4. **Multi-Factor Correlation & Contextual Engagement**
   - **Sleep/Mood Correlation**: Visual and statistical mapping linking sleep deprivation securely to mood degradation.
   - **Contextual Prompts**: AI reads your previous 5 entries to generate highly personalized daily journaling prompts specifically tailored to your emotional state.
   - **Advanced Theming**: Fully responsive Dark/Light mode architecture.
   - **Crisis Safety Net**: Local and international resources triggered automatically.

---

## 🛠️ Tech Stack

- **Frontend**: Next.js 14, React context, TailwindCSS, Recharts, Framer Motion
- **Backend**: FastAPI, SQLAlchemy, SQLite/PostgreSQL
- **Communications**: Brevo Transactional Email REST API via `httpx`
- **AI/ML**: `wav2vec2`, `librosa`, OpenRouter / OpenAI for generation

---

## ⚙️ Quick Start (Local Deployment)

### 1. Backend Setup

The backend requires Python 3.10+ and downloads ~1.5GB of ML models on first run.

```bash
cd backend
python3 -m venv venv
source venv/bin/activate
pip install -r requirements.txt
```

**Configuration**:
Rename `.env.example` to `.env` and configure your API keys:
```env
OPENROUTER_API_KEY="your_ai_key"
BREVO_API_KEY="your_brevo_api_key"
BREVO_SENDER_EMAIL="your_brevo_verified_sender@email.com"
```

**Run Server**:
```bash
python -m uvicorn main:app --reload
```
*API runs locally at http://localhost:8000*

### 2. Frontend Setup

```bash
cd frontend
npm install

# Start the dev server 
npm run dev
```

*Visit `http://localhost:3000` to interact with InnerVoice!*

### 3. Database Seeding (Testing Mode)
If you want to test the multi-week timeline and Trusted Circle functionality without recording 30 days of real audio, you can seed the SQLite database with rich mock entries:

```bash
cd backend
source venv/bin/activate
python seed_data.py
```
This script generates a user ID. Add that ID to your `frontend/.env.local` as `NEXT_PUBLIC_DEMO_USER_ID` or simply browse in the generic UI Demo Mode.

---

## 🐳 Deployment (Hugging Face Spaces)

This project includes a unified `Dockerfile` mapped to a single port specifically designed to be highly compatible with **Hugging Face Spaces**.

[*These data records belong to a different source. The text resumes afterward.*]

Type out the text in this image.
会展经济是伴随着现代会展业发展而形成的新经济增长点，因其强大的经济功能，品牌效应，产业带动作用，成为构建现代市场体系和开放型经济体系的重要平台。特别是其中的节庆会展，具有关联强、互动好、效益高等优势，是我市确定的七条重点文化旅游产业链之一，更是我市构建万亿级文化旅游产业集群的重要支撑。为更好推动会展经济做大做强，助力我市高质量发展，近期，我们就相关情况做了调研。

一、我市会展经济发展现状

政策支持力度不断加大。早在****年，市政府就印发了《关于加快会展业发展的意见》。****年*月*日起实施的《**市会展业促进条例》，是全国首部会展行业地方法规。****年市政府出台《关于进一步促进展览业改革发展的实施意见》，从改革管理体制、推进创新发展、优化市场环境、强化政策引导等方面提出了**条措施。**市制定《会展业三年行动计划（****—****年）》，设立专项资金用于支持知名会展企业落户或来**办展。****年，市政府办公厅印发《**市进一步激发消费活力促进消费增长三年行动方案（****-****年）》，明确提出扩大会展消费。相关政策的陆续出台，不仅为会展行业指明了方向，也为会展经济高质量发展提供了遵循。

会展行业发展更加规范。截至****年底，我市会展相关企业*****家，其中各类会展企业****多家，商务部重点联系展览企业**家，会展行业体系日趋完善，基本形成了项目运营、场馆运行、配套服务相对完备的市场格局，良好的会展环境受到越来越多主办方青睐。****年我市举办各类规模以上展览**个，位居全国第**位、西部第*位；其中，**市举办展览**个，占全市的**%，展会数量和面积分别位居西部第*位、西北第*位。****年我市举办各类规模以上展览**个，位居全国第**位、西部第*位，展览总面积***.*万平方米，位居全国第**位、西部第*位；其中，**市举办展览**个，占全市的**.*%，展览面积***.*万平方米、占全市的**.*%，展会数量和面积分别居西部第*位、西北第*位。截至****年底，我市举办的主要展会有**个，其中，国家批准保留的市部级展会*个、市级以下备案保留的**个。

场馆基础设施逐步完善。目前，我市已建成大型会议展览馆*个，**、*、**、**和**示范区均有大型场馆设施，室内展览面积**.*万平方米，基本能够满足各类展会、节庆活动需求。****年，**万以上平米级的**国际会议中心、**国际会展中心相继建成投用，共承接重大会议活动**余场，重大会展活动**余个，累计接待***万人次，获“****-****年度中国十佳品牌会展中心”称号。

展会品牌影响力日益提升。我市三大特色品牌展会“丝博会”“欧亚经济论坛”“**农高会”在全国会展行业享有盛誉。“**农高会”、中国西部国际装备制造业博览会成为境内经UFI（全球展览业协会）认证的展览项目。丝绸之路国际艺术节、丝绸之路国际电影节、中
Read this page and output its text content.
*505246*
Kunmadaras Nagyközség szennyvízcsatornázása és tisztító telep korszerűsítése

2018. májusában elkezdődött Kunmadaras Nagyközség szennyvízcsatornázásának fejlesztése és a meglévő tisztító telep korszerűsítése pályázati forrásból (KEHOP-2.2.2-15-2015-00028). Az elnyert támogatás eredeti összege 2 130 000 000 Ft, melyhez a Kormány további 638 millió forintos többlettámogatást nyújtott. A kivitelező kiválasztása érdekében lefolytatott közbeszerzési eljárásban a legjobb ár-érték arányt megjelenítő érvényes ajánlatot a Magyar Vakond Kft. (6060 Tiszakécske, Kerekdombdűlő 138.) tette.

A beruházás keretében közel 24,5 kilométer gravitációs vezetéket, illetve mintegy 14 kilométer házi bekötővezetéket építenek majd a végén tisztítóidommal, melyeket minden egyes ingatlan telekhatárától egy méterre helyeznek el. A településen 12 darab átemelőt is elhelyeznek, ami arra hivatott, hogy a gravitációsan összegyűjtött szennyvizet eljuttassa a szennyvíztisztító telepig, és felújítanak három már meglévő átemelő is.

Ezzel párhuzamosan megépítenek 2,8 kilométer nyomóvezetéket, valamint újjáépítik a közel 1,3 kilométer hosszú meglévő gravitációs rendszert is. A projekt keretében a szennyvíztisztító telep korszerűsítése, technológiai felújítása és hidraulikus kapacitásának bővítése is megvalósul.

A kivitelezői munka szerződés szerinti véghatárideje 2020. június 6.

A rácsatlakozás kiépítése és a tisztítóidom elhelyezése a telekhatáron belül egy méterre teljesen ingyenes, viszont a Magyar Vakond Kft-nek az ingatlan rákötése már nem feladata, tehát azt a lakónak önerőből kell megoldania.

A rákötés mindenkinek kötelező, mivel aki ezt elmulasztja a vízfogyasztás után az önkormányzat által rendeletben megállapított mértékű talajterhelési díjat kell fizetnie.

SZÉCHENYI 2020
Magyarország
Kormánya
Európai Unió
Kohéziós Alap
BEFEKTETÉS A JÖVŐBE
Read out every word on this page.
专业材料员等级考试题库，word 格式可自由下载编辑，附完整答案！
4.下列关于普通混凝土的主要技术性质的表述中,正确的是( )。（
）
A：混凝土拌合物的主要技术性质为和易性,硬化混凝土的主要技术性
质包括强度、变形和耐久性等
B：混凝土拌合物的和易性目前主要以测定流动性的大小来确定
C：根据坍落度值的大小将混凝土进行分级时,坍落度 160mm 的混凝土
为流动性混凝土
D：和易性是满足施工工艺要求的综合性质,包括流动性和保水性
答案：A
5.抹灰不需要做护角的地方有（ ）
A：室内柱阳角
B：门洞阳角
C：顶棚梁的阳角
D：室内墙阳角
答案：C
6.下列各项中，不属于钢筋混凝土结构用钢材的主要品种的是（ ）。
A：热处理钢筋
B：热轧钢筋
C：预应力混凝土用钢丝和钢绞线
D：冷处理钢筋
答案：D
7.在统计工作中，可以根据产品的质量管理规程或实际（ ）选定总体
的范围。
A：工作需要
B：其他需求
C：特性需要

### To Deploy on Hugging Face:
1. Create a new **Docker Space** on Hugging Face.
2. Link it to your GitHub repository OR upload these files directly.
3. In the Space Settings, map your Secrets (Environment Variables):
   - `OPENROUTER_API_KEY`
   - `BREVO_API_KEY`
   - `BREVO_SENDER_EMAIL`
4. The Space will automatically build the React static files, install the Python ML stack, and boot both servers behind a unified endpoint!

---

## 🔒 Privacy & Architecture

Audio files are converted in-memory within the backend ML pipeline and are **deleted securely and immediately** after the acoustic feature-extraction completes. We only permanently store quantified acoustic metrics (floats), the speech transcription string, and the categorical detected emotion.